Bir iç çeken Logan, Peter’a bir kez daha bakacak şekilde işini tekrar durdurdu.
‘ “Gücünü Quinn’den alsan da, sen ve o aynı değilsiniz, dövüş tarzınız, deneyiminiz, silahlarınız ve benzeri şeyler farklı. Sadece ikiniz arasındaki bu farklılıklara odaklanın ve bunları kendi yararınıza kullanın.”
Peter, Logan’ın tavsiyesini düşünmeye başladı. “Bakalım… Quinn’den daha hızlı iyileşiyorum, öyle ki uzuvlarımı neredeyse yeniden büyütebiliyorum. Kan yerine insan eti yerim… Ama bunların hiçbiri bana bir kavgada yardımcı olmadı.”
“Yapabileceğin ama tam olarak kullanmadığın bir şey daha yok mu?” Logan kaşlarını kaldırarak sordu.
İşte o zaman Peter’ın kafasında bir tık sesi geldi, Quinn’den farklı olarak yapabileceği tek bir şey vardı.
“Wight’lar! Başka Wight’lar da yaratabilirim!”
“Anladın gibi görünüyor. Quinn’i izlerken öğrendiğim kadarıyla, vampirler hala evrimleşebiliyorlar, özellikle de yetenekleri, hem de insanlardan çok daha hızlı bir şekilde.”
“Belki de sadece Wights yaratmaktan başka yapabileceğiniz başka bir şey vardır. Ben olsaydım, onları tutar ve başka bir şeye dönüşüp dönüşemeyeceklerini kontrol etmek için testler yapardım.”

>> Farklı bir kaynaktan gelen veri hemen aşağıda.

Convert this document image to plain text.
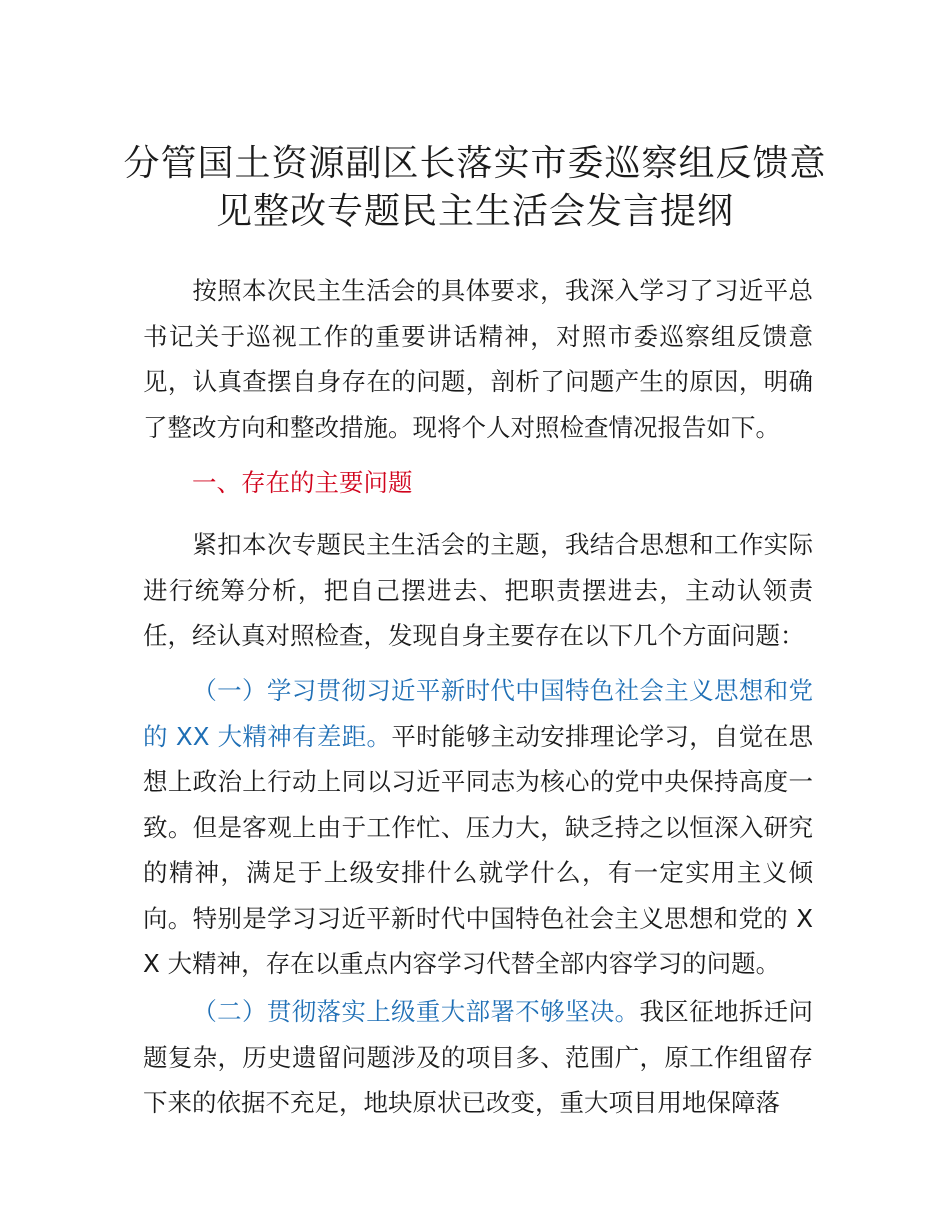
分管国土资源副区长落实市委巡察组反馈意
见整改专题民主生活会发言提纲

按照本次民主生活会的具体要求，我深入学习了习近平总书记关于巡视工作的重要讲话精神，对照市委巡察组反馈意见，认真查摆自身存在的问题，剖析了问题产生的原因，明确了整改方向和整改措施。现将个人对照检查情况报告如下。

一、存在的主要问题

紧扣本次专题民主生活会的主题，我结合思想和工作实际进行统筹分析，把自己摆进去、把职责摆进去，主动认领责任，经认真对照检查，发现自身主要存在以下几个方面问题：

（一）学习贯彻习近平新时代中国特色社会主义思想和党的 XX 大精神有差距。平时能够主动安排理论学习，自觉在思想上政治上行动上同以习近平同志为核心的党中央保持高度一致。但是客观上由于工作忙、压力大，缺乏持之以恒深入研究的精神，满足于上级安排什么就学什么，有一定实用主义倾向。特别是学习习近平新时代中国特色社会主义思想和党的 XX 大精神，存在以重点内容学习代替全部内容学习的问题。

（二）贯彻落实上级重大部署不够坚决。我区征地拆迁问题复杂，历史遗留问题涉及的项目多、范围广，原工作组留存下来的依据不充足，地块原状已改变，重大项目用地保障落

“Quinn ile aşağı yukarı aynı güce sahip olmanız gerektiğine göre, onların size güç olarak denk gelebileceklerini hayal edin!” Logan arkadaşını cesaretlendirdi… Ve bununla işe geri döndü.
‘Eyvah ha… ama onları yaratmak için ölü bedenlere ihtiyacım olacaktı. Lanetli gemide cesetleri nerede bulacaktım ve kim?’ Peter kendi kendine düşündü.